The design and cryptanalysis of post-quantum cryptographic signature schemes are major challenges for modern cryptography. This thesis examines some signature schemes based on multivariate cryptography and their cryptanalysis. We focus on the Unbalanced Oil and Vinegar (UOV) digital signature scheme and its variants. UOV is to date the most robust multivariate signature scheme, while also achieving the shortest signatures among post-quantum algorithms. Geometrically, the UOV trapdoor is a linear subspace of large dimension included in the algebraic set defined by the public key equations.

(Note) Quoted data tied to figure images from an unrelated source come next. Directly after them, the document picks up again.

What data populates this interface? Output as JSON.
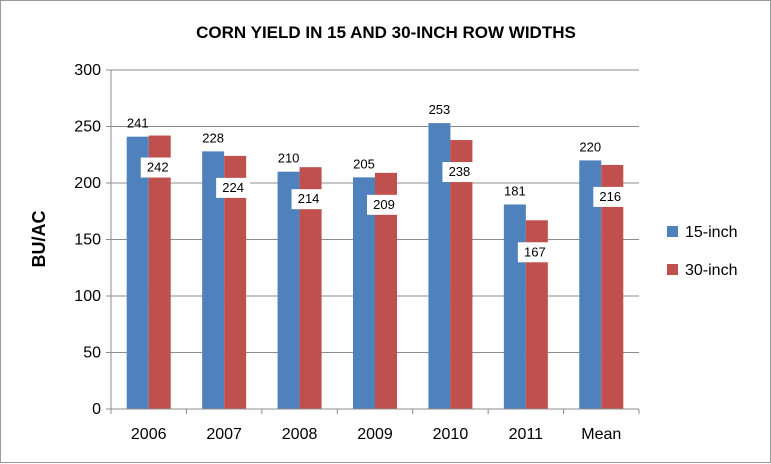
{
  "chart_data": {
    "type": "bar",
    "title": "CORN YIELD IN 15 AND 30-INCH ROW WIDTHS",
    "xlabel": "",
    "ylabel": "BU/AC",
    "ylim": [
      0,
      300
    ],
    "yticks": [
      0,
      50,
      100,
      150,
      200,
      250,
      300
    ],
    "grid": true,
    "legend_position": "right",
    "categories": [
      "2006",
      "2007",
      "2008",
      "2009",
      "2010",
      "2011",
      "Mean"
    ],
    "series": [
      {
        "name": "15-inch",
        "color": "#4F81BD",
        "values": [
          241,
          228,
          210,
          205,
          253,
          181,
          220
        ]
      },
      {
        "name": "30-inch",
        "color": "#C0504D",
        "values": [
          242,
          224,
          214,
          209,
          238,
          167,
          216
        ]
      }
    ]
  }
}
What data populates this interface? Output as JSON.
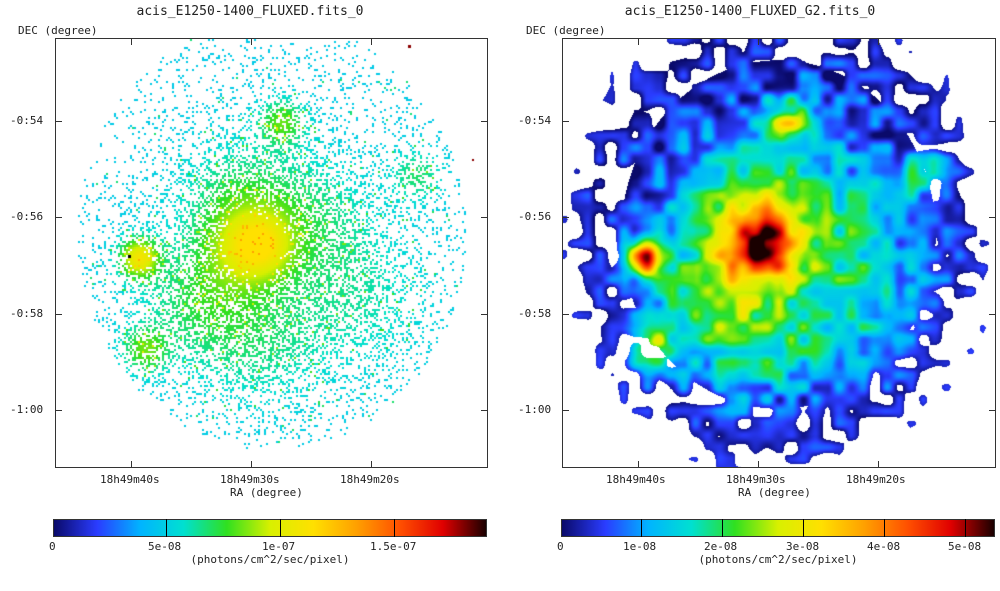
{
  "colors": {
    "frame": "#333333",
    "background": "#ffffff",
    "colormap": [
      "#0a0a6a",
      "#2a3cff",
      "#00b4ff",
      "#00e0d0",
      "#30e020",
      "#d8f000",
      "#ffe000",
      "#ffa000",
      "#ff5000",
      "#e00000",
      "#1a0000"
    ]
  },
  "panels": [
    {
      "id": "left",
      "title": "acis_E1250-1400_FLUXED.fits_0",
      "ylabel": "DEC (degree)",
      "xlabel": "RA (degree)",
      "dec_ticks": [
        "-0:54",
        "-0:56",
        "-0:58",
        "-1:00"
      ],
      "ra_ticks": [
        "18h49m40s",
        "18h49m30s",
        "18h49m20s"
      ],
      "colorbar": {
        "ticks": [
          "0",
          "5e-08",
          "1e-07",
          "1.5e-07"
        ],
        "units": "(photons/cm^2/sec/pixel)"
      },
      "render": "sparse"
    },
    {
      "id": "right",
      "title": "acis_E1250-1400_FLUXED_G2.fits_0",
      "ylabel": "DEC (degree)",
      "xlabel": "RA (degree)",
      "dec_ticks": [
        "-0:54",
        "-0:56",
        "-0:58",
        "-1:00"
      ],
      "ra_ticks": [
        "18h49m40s",
        "18h49m30s",
        "18h49m20s"
      ],
      "colorbar": {
        "ticks": [
          "0",
          "1e-08",
          "2e-08",
          "3e-08",
          "4e-08",
          "5e-08"
        ],
        "units": "(photons/cm^2/sec/pixel)"
      },
      "render": "smooth"
    }
  ]
}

Our approach is geometric by nature. First, we prove that, given a single vector in the secret trapdoor, the key recovery problem can be solved in polynomial time. Next, following previous work by Beullens, Castryck and Luyten, we show that the algebraic varieties defined by UOV polynomials are singular, and provide a lower bound on the dimension of the intersection of the singular locus with the secret subspace. This body of results, combined with extra geometric properties, allows us to identify weaknesses in UOV variants submitted to NIST, such as the ^+ structure and VOX. We also leverage subfield structure to obtain a practical cryptanalysis of VOX parameters submitted to NIST.
All these contributions come with open source implementations, some of them yielding attacks that can be run in a few seconds on some standard commercial laptop.